Isso demonstra a necessidade de esclarecimento: se a apólice somente está sendo cancelada em 10/08/2026, com base em que documento a seguradora afirma que ela já estava cancelada ou suspensa em 22/07/2026?
O cancelamento posterior ao sinistro não pode ser utilizado para criar, retroativamente, uma situação de inexistência de cobertura na data do evento.
Assim, solicito que a seguradora apresente:
A data e horário exatos da suposta suspensão da cobertura;
A data e horário exatos do eventual cancelamento da apólice;
O documento que comprova essa suspensão ou cancelamento;
A comunicação enviada ao segurado antes de 22/07/2026;
O comprovante de que essa comunicação foi efetivamente recebida pelo segurado;
O histórico sistêmico da apólice demonstrando quando ela passou de ativa para suspensa ou cancelada;
A justificativa para a apólice continuar disponível e aparentemente ativa no aplicativo até 10/08/2026.

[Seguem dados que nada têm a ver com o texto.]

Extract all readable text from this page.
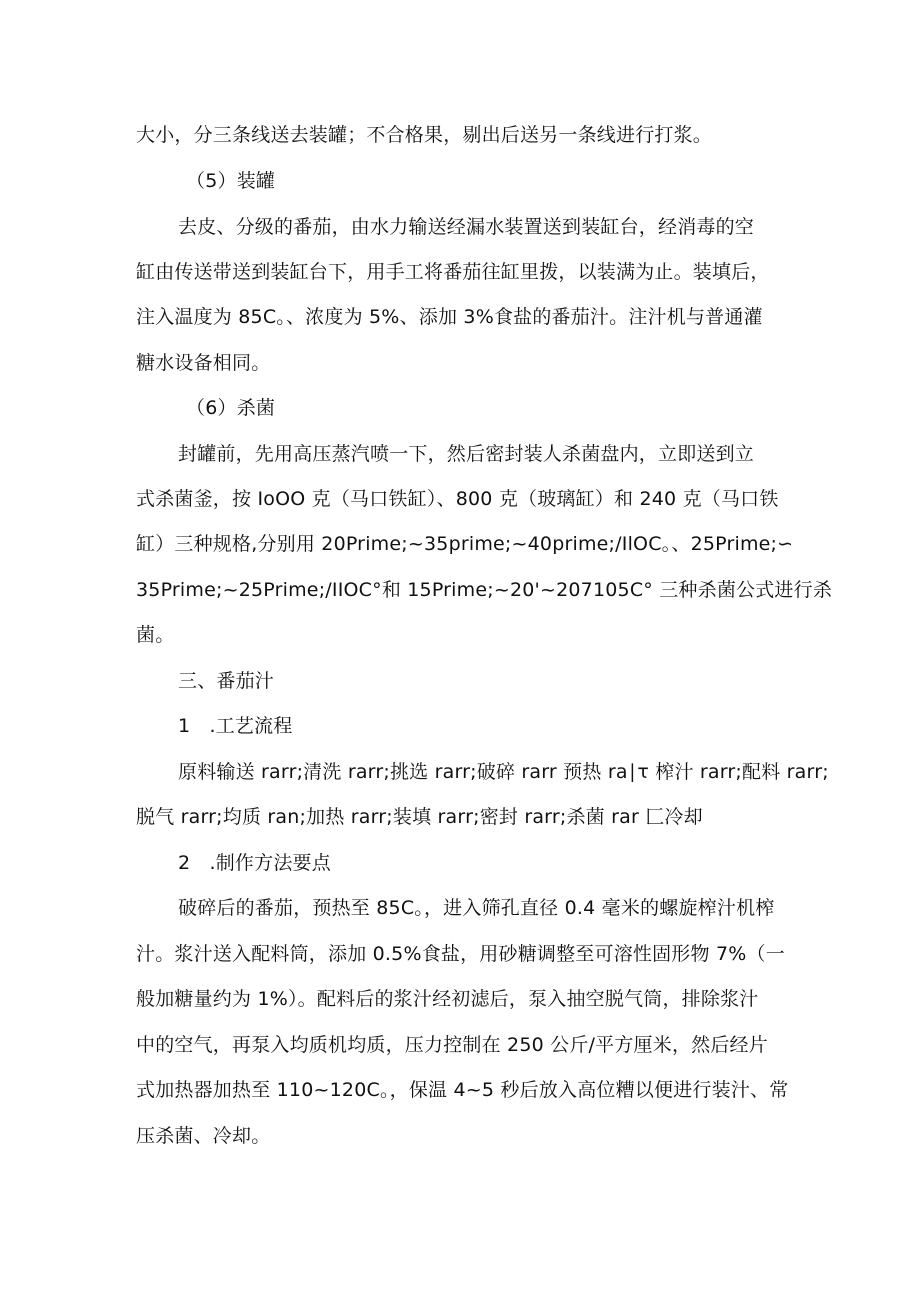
大小，分三条线送去装罐；不合格果，剔出后送另一条线进行打浆。
（5）装罐
去皮、分级的番茄，由水力输送经漏水装置送到装缸台，经消毒的空
缸由传送带送到装缸台下，用手工将番茄往缸里拨，以装满为止。装填后，
注入温度为 85C。、浓度为 5%、添加 3%食盐的番茄汁。注汁机与普通灌
糖水设备相同。
（6）杀菌
封罐前，先用高压蒸汽喷一下，然后密封装人杀菌盘内，立即送到立
式杀菌釜，按 IoOO 克（马口铁缸）、800 克（玻璃缸）和 240 克（马口铁
缸）三种规格,分别用 20Prime;~35prime;~40prime;/IlOC。、25Prime;∽
35Prime;~25Prime;/IIOC°和 15Prime;~20'~207105C° 三种杀菌公式进行杀
菌。
三、番茄汁
1　.工艺流程
原料输送 rarr;清洗 rarr;挑选 rarr;破碎 rarr 预热 ra∣τ 榨汁 rarr;配料 rarr;
脱气 rarr;均质 ran;加热 rarr;装填 rarr;密封 rarr;杀菌 rar 匚冷却
2　.制作方法要点
破碎后的番茄，预热至 85C。，进入筛孔直径 0.4 毫米的螺旋榨汁机榨
汁。浆汁送入配料筒，添加 0.5%食盐，用砂糖调整至可溶性固形物 7%（一
般加糖量约为 1%）。配料后的浆汁经初滤后，泵入抽空脱气筒，排除浆汁
中的空气，再泵入均质机均质，压力控制在 250 公斤/平方厘米，然后经片
式加热器加热至 110~120C。，保温 4~5 秒后放入高位糟以便进行装汁、常
压杀菌、冷却。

Diante disso, não se pode simplesmente presumir que o contrato estava suspenso na data do sinistro com base exclusivamente na existência de atraso de três dias no pagamento de uma parcela.

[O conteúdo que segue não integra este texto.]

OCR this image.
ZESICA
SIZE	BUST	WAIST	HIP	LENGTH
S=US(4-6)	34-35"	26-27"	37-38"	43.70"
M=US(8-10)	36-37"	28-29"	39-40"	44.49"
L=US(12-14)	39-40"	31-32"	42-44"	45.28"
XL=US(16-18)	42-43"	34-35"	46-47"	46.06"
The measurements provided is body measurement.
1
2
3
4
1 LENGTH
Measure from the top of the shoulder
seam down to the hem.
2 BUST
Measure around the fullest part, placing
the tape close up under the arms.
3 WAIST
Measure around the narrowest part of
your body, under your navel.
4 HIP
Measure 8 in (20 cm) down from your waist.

A seguradora precisa comprovar que a suspensão ou resolução do contrato ocorreu validamente antes do sinistro e mediante prévia comunicação ao segurado, conforme entendimento consolidado pelo Superior Tribunal de Justiça.
Na ausência dessa comprovação, requer-se a reconsideração da negativa e o regular prosseguimento da regulação do sinistro, com o reconhecimento da cobertura securitária.

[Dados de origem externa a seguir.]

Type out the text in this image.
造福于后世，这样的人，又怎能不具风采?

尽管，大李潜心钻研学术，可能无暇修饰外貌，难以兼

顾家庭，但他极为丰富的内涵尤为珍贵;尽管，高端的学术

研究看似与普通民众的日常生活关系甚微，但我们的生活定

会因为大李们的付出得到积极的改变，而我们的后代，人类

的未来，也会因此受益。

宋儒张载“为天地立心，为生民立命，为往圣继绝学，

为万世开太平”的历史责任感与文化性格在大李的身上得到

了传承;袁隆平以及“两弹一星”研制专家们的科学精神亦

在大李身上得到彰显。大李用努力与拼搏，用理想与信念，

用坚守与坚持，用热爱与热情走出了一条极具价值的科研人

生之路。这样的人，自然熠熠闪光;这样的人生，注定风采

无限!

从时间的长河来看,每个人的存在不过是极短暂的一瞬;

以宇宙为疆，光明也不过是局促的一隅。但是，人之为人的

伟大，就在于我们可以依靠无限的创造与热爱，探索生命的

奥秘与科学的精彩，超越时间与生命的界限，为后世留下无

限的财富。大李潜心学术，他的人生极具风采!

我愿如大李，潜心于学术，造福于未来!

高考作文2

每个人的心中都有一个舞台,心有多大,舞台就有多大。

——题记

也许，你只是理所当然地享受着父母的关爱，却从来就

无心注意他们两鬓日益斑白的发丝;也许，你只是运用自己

Embora a parcela tenha sido paga em 22/07/2026, o ponto central da controvérsia não é apenas a regularização do pagamento, mas a inexistência de comprovação de suspensão ou resolução válida do contrato antes do sinistro. O mero atraso não implica automaticamente o cancelamento ou suspensão da cobertura, sendo necessária a prévia comunicação ao segurado.
Nesse sentido, a própria afirmação apresentada pela seguradora de que considerando a perda do objeto sua apólice será cancelada deve ser esclarecida. Se a apólice será cancelada agora, em 10/08/2026, onde está o documento que demonstra que ela já estava cancelada ou suspensa em 22/07/2026?
Essa aparente contradição deve ser esclarecida pela seguradora, especialmente porque o cancelamento posterior ao sinistro não pode ser utilizado para criar retroativamente uma situação de inexistência de cobertura na data do evento.
Por fim, ressalto que possuo print do aplicativo demonstrando que a apólice permanecia disponível e aparentemente ativa em 10/08/2026. Tal documento comprova a situação que o próprio sistema da empresa apresentava ao consumidor e deverá ser considerado na análise da presente contestação.
Para negar a cobertura por inadimplência, a seguradora deve demonstrar que a suspensão ou resolução da cobertura ocorreu validamente antes do sinistro e que houve a comunicação prévia exigida pela jurisprudência aplicável. A Súmula 616 do STJ estabelece justamente que a comunicação prévia é requisito para a suspensão ou resolução do contrato.